Aspergillus strains such as Aspergillus sojae and Aspergillus oryzae have been industrially used in the production of brewed food such as soy sauce, sake (rice wine), soybean paste, etc. With a recent determination of the whole genomic sequence of Aspergillus oryzae and development of an exhaustive analysis of gene expression using a micro-array, it has been expected that genetic modification of their genes, especially their chromosomal modification would increase the productivity of an enzyme and improve a growth rate of these filamentous fungi.
Unlike Aspergillus nidulans, niger, fumigatus and awamori that have a mononuclear generation, koji molds such as Aspergillus sojae and Aspergillus oryzae are always kept in a multinuclear state in their whole life cycle including in a conidium condition, and their sexual generation has not yet been observed. Their nuclear-distribution mechanism from a parent cell to a daughter cell has not yet been revealed, either. Accordingly, a mutant cannot be produced by means of mating between strains or RIP (Repeat Induced Mutation), which makes it difficult to study their genetics. As a result, the genetic analysis of Aspergillus sojae and Aspergillus oryzae has fallen behind in spite of their industrially very high utility.

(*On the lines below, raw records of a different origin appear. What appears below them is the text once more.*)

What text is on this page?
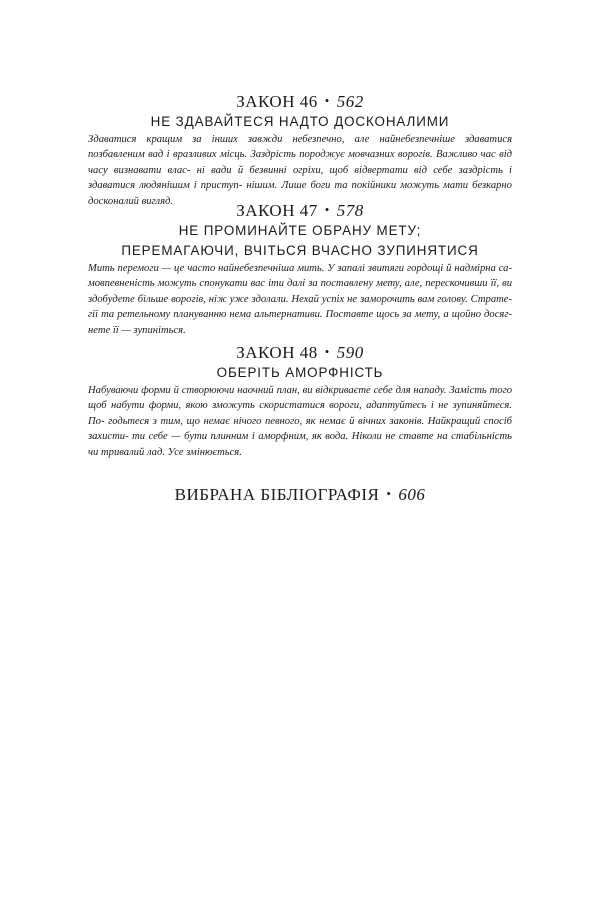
ЗАКОН 46 • 562
НЕ ЗДАВАЙТЕСЯ НАДТО ДОСКОНАЛИМИ

Здаватися кращим за інших завжди небезпечно, але найнебезпечніше здаватися позбавленим вад і вразливих місць. Заздрість породжує мовчазних ворогів. Важливо час від часу визнавати влас- ні вади й безвинні огріхи, щоб відвертати від себе заздрість і здаватися людянішим і приступ- нішим. Лише боги та покійники можуть мати безкарно досконалий вигляд.	ЗАКОН 47 • 578
НЕ ПРОМИНАЙТЕ ОБРАНУ МЕТУ;
ПЕРЕМАГАЮЧИ, ВЧІТЬСЯ ВЧАСНО ЗУПИНЯТИСЯ

Мить перемоги — це часто найнебезпечніша мить. У запалі звитяги гордощі й надмірна са- мовпевненість можуть спонукати вас іти далі за поставлену мету, але, перескочивши її, ви здобудете більше ворогів, ніж уже здолали. Нехай успіх не заморочить вам голову. Страте- гії та ретельному плануванню нема альтернативи. Поставте щось за мету, а щойно досяг- нете її — зупиніться.

ЗАКОН 48 • 590
ОБЕРІТЬ АМОРФНІСТЬ

Набуваючи форми й створюючи наочний план, ви відкриваєте себе для нападу. Замість того щоб набути форми, якою зможуть скористатися вороги, адаптуйтесь і не зупиняйтеся. По- годьтеся з тим, що немає нічого певного, як немає й вічних законів. Найкращий спосіб захисти- ти себе — бути плинним і аморфним, як вода. Ніколи не ставте на стабільність чи тривалий лад. Усе змінюється.

ВИБРАНА БІБЛІОГРАФІЯ • 606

As it is therefore very important from an industrial point of view to breed Aspergillus strains of high utility such as those having high productivity of various enzymes, methods for breeding have been vigorously developed for the above purpose. There are two prominent types of such breeding methods, i.e., mutation and genetic recombination (genetic modification) methods.
The mutation method uses various mutation treatments such as X-ray, ultraviolet ray, and heavy ion beam. Useful characteristics have been used as an index for screening strains having various enzyme activities and excellent fermentation properties. Recently, the strains having such useful characteristics have been analyzed by means of genomic information to reveal that the duplication of chromosome is important for providing the Aspergillus strains with such useful characteristics. An Aspergillus strain having duplication of such a large scale as 900 kb or more was obtained by means of mutation treatment method (Patent Literature 1). It was already reported that repeated sequences were found with a high frequency at a boundary region of the duplicated region on the chromosome by analysis of a yeast obtained by means of γ-ray radiation (Non Patent Literature 1).
However, the mechanism of such duplication of the chromosome has not yet been revealed. Accordingly, It has been just possible to accidentally obtain a strain having duplication of a region relating to an enzyme by means of conventional mutation treatments and screening based on activity of said enzyme. However, since mutation will actually occur on various sites at random on the chromosome, it has been impossible to duplicate a particular region on the chromosome of the Aspergillus strains. Furthermore, it is well known that back mutation or revertant (elimination of the duplicated chromosome) will occur with a high frequency due to recombination between the homologous sequences in said strain having the duplication obtained by means of the conventional mutation treatments.
On the other hand, with respect to the genetic recombination method, a method for producing a large region duplication in the Aspergillus chromosome has been developed (Patent Literature 2) for the duplication of an optional region in tandem in the Aspergillus chromosome in a wide range. According to this method, it has been possible to duplicate any large region of several tens to several hundreds kb (for example, about 200 kb˜about 700 kb) in the chromosome of Aspergillus strains.